Sunday, September 05, 2010 23:12

Puzzlin’

July 13th, 2010

I don’t have any revelatory things to say today, but I feel like I should extend a few recommendations your way.  You see, part of the reason I’ve been away for so long is that I’ve been on a major puzzle kick (doctor told me that confusion and frustration were excellent treatments for a hippo attack).  Instead of keeping such things to myself, allow me to tell you about three such games that have used up far too much of my time.

My most recent obsession is a game for iPhones and iPod Touches called Finger Physics.  It’s a solid block-stacking game that makes excellent use of the touch screen.  The levels are short, often challenging, and sometimes eye-bleedingly frustrating.  The automatic scrolling on some levels can piss me off, but overall it’s a great game, totally worth the 99 cents I paid for it.  I have nothing else of interest to say about this one.

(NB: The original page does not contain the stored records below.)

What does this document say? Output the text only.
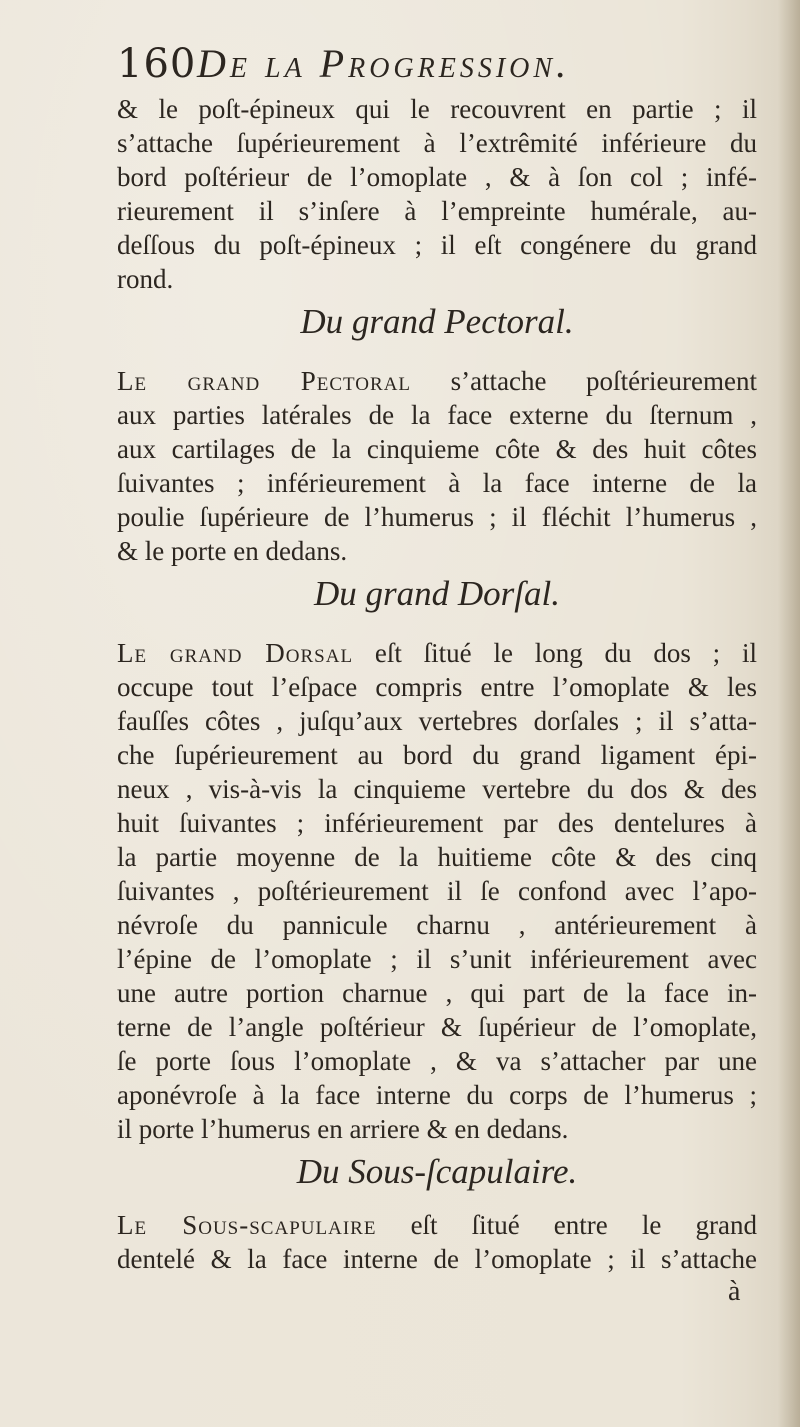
160De la Progression.
& le poſt-épineux qui le recouvrent en partie ; il
s’attache ſupérieurement à l’extrêmité inférieure du
bord poſtérieur de l’omoplate , & à ſon col ; infé-
rieurement il s’inſere à l’empreinte humérale, au-
deſſous du poſt-épineux ; il eſt congénere du grand
rond.
Du grand Pectoral.
Le grand Pectoral s’attache poſtérieurement
aux parties latérales de la face externe du ſternum ,
aux cartilages de la cinquieme côte & des huit côtes
ſuivantes ; inférieurement à la face interne de la
poulie ſupérieure de l’humerus ; il fléchit l’humerus ,
& le porte en dedans.
Du grand Dorſal.
Le grand Dorsal eſt ſitué le long du dos ; il
occupe tout l’eſpace compris entre l’omoplate & les
fauſſes côtes , juſqu’aux vertebres dorſales ; il s’atta-
che ſupérieurement au bord du grand ligament épi-
neux , vis-à-vis la cinquieme vertebre du dos & des
huit ſuivantes ; inférieurement par des dentelures à
la partie moyenne de la huitieme côte & des cinq
ſuivantes , poſtérieurement il ſe confond avec l’apo-
névroſe du pannicule charnu , antérieurement à
l’épine de l’omoplate ; il s’unit inférieurement avec
une autre portion charnue , qui part de la face in-
terne de l’angle poſtérieur & ſupérieur de l’omoplate,
ſe porte ſous l’omoplate , & va s’attacher par une
aponévroſe à la face interne du corps de l’humerus ;
il porte l’humerus en arriere & en dedans.
Du Sous-ſcapulaire.
Le Sous-scapulaire eſt ſitué entre le grand
dentelé & la face interne de l’omoplate ; il s’attache
à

Next is a web-based puzzler called Amnesya.  It’s reminiscent of the notpron game that a handful of my college buds obsessed over a few years back.  Each puzzle is a web page with various clues hidden in it.  They’re hidden anywhere and everywhere (page source, properties of the .jpg on the screen, et al.), and cracking the code might come down to anything from translating Braille to changing your computer’s clock so that the flash file will think it’s a certain time (yes, really).  As you might imagine, some of the clues are so oblique that they stray into unfairness.  If you decide to play and get stuck, please feel free to ask me for hints.  I’m currently on level 58, and before you ask, I have done a little bit of cheating to get that far.

Now for my biggest recommendation.  This is a game I first played sophomore year of college when I was working in the computer labs.  I decided to replay it not long ago, and thankfully, I seem to have forgotten most of it.  It’s called Planetarium, and it’s the most inventive and artistic puzzle game I’ve ever seen.  Described as “a puzzle story in twelve weekly instalments”, it’s a game that’s unlike any other.  Each installment (British spelling be damned!) has three puzzles and other pages that form each chapter of the story.  It’s about a girl with perfect foresight but no memory traveling around with a mathemagician who… you know, the story itself is immaterial.  It’s interesting then, that what I love most about Planetarium is the writing.  The chapters are written in such a thoughtful, wry style that it doesn’t matter that I don’t care about the plot.  Even when the puzzles are too easy, a newly unlocked chapter is nothing short of a treat.  If you can devote a bit of time every week for the next twelve weeks, give Planetarium a try.  It’s fantastic.

Nope, no jokes this time around.  I just wanted to expose an embarrassing bit about how nerdly I am.  If any of you starts one of these games, let me know what you think.